Vous êtes artiste, auteure-compositrice-interprète, et vous écrivez des pièces de théâtre. Et vous étiez assistante de vie en gériatrie. Comment vous êtes-vous transformée en journaliste citoyenne?
C'est comme si l'arrivée du virus H1N1 avait fait éclater la bulle dans laquelle je vivais! Fin août 2009, je m’interroge et m’indigne lorsque j’entends parler de 94 millions de doses de vaccins. Je trouvais inadmissible cette idée de vaccination massive. J'ai envoyé 21 courriers adressés à mon maire, mon député, au gouvernement, et aux grands médias, dans lesquels j'exprime mes inquiétudes. Tous sont restés sans réponse. Que faire ? Attendre le virus ou me faire vacciner ? Je m'informe, je parle avec des médecins. Et je décide un jour d’aller chercher l’information sur le terrain, à la rencontre des individus. Je prends une caméra et je pars accompagnée d’un ami, Christophe, qui filme aussi.
Vous vous retrouvez dans la bousculade des journalistes télé et radio, au plus près de Roselyne Bachelot le jour où elle se fait vacciner devant les caméras, vous suivez ses conférences de presse, vous allez au Parlement européen...
Je rencontre différents médecins pour ou contre cette vaccination, des journalistes, des élus, des collectifs de citoyens qui s’interrogent sur les effets des adjuvants… C’est là que je découvre l’envers du décor, la scène où se joue l’épisode “H1N1”.
C’est-à-dire ?
Très vite, je réalise que l’avis contradictoire au principe de précaution a peu de place dans le débat. J'entends les questionnements et les inquiétudes des citoyens autour du vaccin, je vois l'organisation de collectifs pour agir. J'ai aussi été témoin de l'engagement des élus, par exemple de Michèle Rivasi et de son énergie à contourner les situations de blocage en trouvant d'autres moyens pour continuer d'avancer. Au fil du tournage et des rencontres, grandit en moi le sentiment que l'on pense et décide à la place des citoyens qui, pris dans le rythme de leur vie, n'ont pas le temps de "vérifier" ce que font les institutions. Les alternatives existent, pour sa santé comme pour son bien-être, mais on en parle très peu. Il est possible d'agir pour retrouver une plus grande liberté de choix. C'est ce constat qui m'a poussée à aller plus loin dans l'aventure du reportage.
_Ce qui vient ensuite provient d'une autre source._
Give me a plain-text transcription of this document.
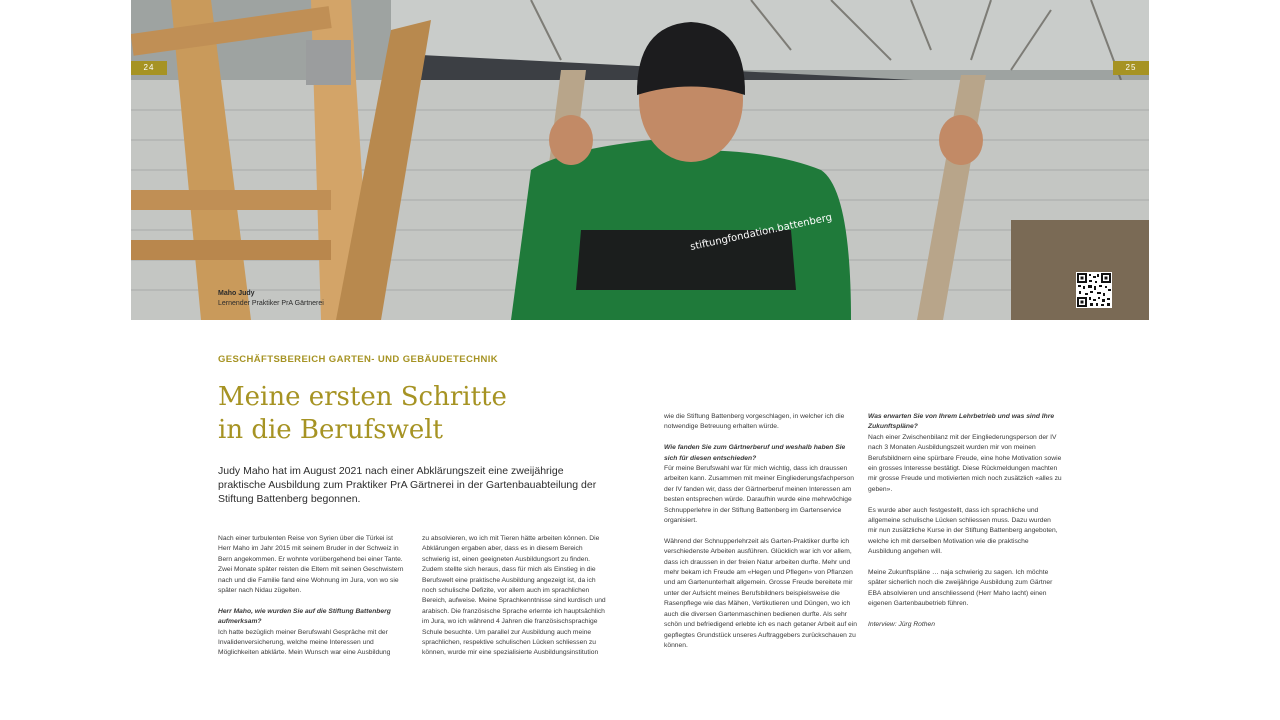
stiftungfondation.battenberg
24	25
Maho Judy
Lernender Praktiker PrA Gärtnerei
GESCHÄFTSBEREICH GARTEN- UND GEBÄUDETECHNIK
Meine ersten Schritte
in die Berufswelt
Judy Maho hat im August 2021 nach einer Abklärungszeit eine zweijährige praktische Ausbildung zum Praktiker PrA Gärtnerei in der Gartenbauabteilung der Stiftung Battenberg begonnen.

Nach einer turbulenten Reise von Syrien über die Türkei ist Herr Maho im Jahr 2015 mit seinem Bruder in der Schweiz in Bern angekommen. Er wohnte vorübergehend bei einer Tante. Zwei Monate später reisten die Eltern mit seinen Geschwistern nach und die Familie fand eine Wohnung im Jura, von wo sie später nach Nidau zügelten.

Herr Maho, wie wurden Sie auf die Stiftung Battenberg aufmerksam?

Ich hatte bezüglich meiner Berufswahl Gespräche mit der Invalidenversicherung, welche meine Interessen und Möglichkeiten abklärte. Mein Wunsch war eine Ausbildung

zu absolvieren, wo ich mit Tieren hätte arbeiten können. Die Abklärungen ergaben aber, dass es in diesem Bereich schwierig ist, einen geeigneten Ausbildungsort zu finden. Zudem stellte sich heraus, dass für mich als Einstieg in die Berufswelt eine praktische Ausbildung angezeigt ist, da ich noch schulische Defizite, vor allem auch im sprachlichen Bereich, aufweise. Meine Sprachkenntnisse sind kurdisch und arabisch. Die französische Sprache erlernte ich hauptsächlich im Jura, wo ich während 4 Jahren die französischsprachige Schule besuchte. Um parallel zur Ausbildung auch meine sprachlichen, respektive schulischen Lücken schliessen zu können, wurde mir eine spezialisierte Ausbildungsinstitution

wie die Stiftung Battenberg vorgeschlagen, in welcher ich die notwendige Betreuung erhalten würde.

Wie fanden Sie zum Gärtnerberuf und weshalb haben Sie sich für diesen entschieden?

Für meine Berufswahl war für mich wichtig, dass ich draussen arbeiten kann. Zusammen mit meiner Eingliederungsfachperson der IV fanden wir, dass der Gärtnerberuf meinen Interessen am besten entsprechen würde. Daraufhin wurde eine mehrwöchige Schnupperlehre in der Stiftung Battenberg im Gartenservice organisiert.

Während der Schnupperlehrzeit als Garten-Praktiker durfte ich verschiedenste Arbeiten ausführen. Glücklich war ich vor allem, dass ich draussen in der freien Natur arbeiten durfte. Mehr und mehr bekam ich Freude am «Hegen und Pflegen» von Pflanzen und am Gartenunterhalt allgemein. Grosse Freude bereitete mir unter der Aufsicht meines Berufsbildners beispielsweise die Rasenpflege wie das Mähen, Vertikutieren und Düngen, wo ich auch die diversen Gartenmaschinen bedienen durfte. Als sehr schön und befriedigend erlebte ich es nach getaner Arbeit auf ein gepflegtes Grundstück unseres Auftraggebers zurückschauen zu können.

Was erwarten Sie von Ihrem Lehrbetrieb und was sind Ihre Zukunftspläne?

Nach einer Zwischenbilanz mit der Eingliederungsperson der IV nach 3 Monaten Ausbildungszeit wurden mir von meinen Berufsbildnern eine spürbare Freude, eine hohe Motivation sowie ein grosses Interesse bestätigt. Diese Rückmeldungen machten mir grosse Freude und motivierten mich noch zusätzlich «alles zu geben».

Es wurde aber auch festgestellt, dass ich sprachliche und allgemeine schulische Lücken schliessen muss. Dazu wurden mir nun zusätzliche Kurse in der Stiftung Battenberg angeboten, welche ich mit derselben Motivation wie die praktische Ausbildung angehen will.

Meine Zukunftspläne … naja schwierig zu sagen. Ich möchte später sicherlich noch die zweijährige Ausbildung zum Gärtner EBA absolvieren und anschliessend (Herr Maho lacht) einen eigenen Gartenbaubetrieb führen.

Interview: Jürg Rothen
Car vous dépassez le cadre du H1N1…
Le H1N1 a été en fait le révélateur d’un fonctionnement. A travers le cadre de la loi, de l’économie, et de la justice, je découvre que la santé est devenue un enjeu commercial, le corps une marchandise… Une fois la vague médiatique passée, je suis retournée voir un certain nombre de personnes pour suivre leur action et leur évolution personnelle. Sur deux ans et demi, les interviews se sont transformées en réflexion sur la place de l'homme dans la société: sa capacité d'agir, de créer, de décider de la façon de mener sa vie. Même les élus sont "sortis de leur habit". Artistes, médecins, philosophes, simples citoyens, tous se rejoignent, à partir de la réflexion autour du H1N1, sur une façon différente d'aborder notre place dans la société. C’est la nécessité de modifier notre regard sur notre capacité d'action dans la société si on veut qu’elle change. Certains intervenants dans le film, transformés par la profondeur de la remise en question, ont même depuis changé de vie.
Vous avez en effet rencontré Pierre Rabhi, agriculteur et philosophe, auteur de l'initiative "Tous candidats en 2012", ainsi que Roland Gori, professeur psychanalyste et auteur de l'Appel des appels, et bien d'autres personnalités… Quel est le "nouveau monde" dont elles parlent?
Un monde où une plus grande importance est donnée à l'humain, au citoyen. A sa capacité de s'informer, de choisir, et à son bon sens. Ce nouveau monde est en formation: les ressources humaines, les solutions créatives et intelligentes sont là. C'est une invitation à basculer de la perception d'un monde en crise dans lequel on se sent seul et impuissant face aux problèmes, à un monde où les synergies entre toutes les formes d’engagement reconstituent une trame sociale, relationnelle, dans laquelle l’individu retrouve sa capacité de choix et d’action pour mener sa vie. Plus des individus le vivront personnellement, plus ceux qui les entourent seront amenés à le vivre également. C'est ça, la pandémie! Et mon projet est là pour donner un peu de visibilité à ce monde qui naît.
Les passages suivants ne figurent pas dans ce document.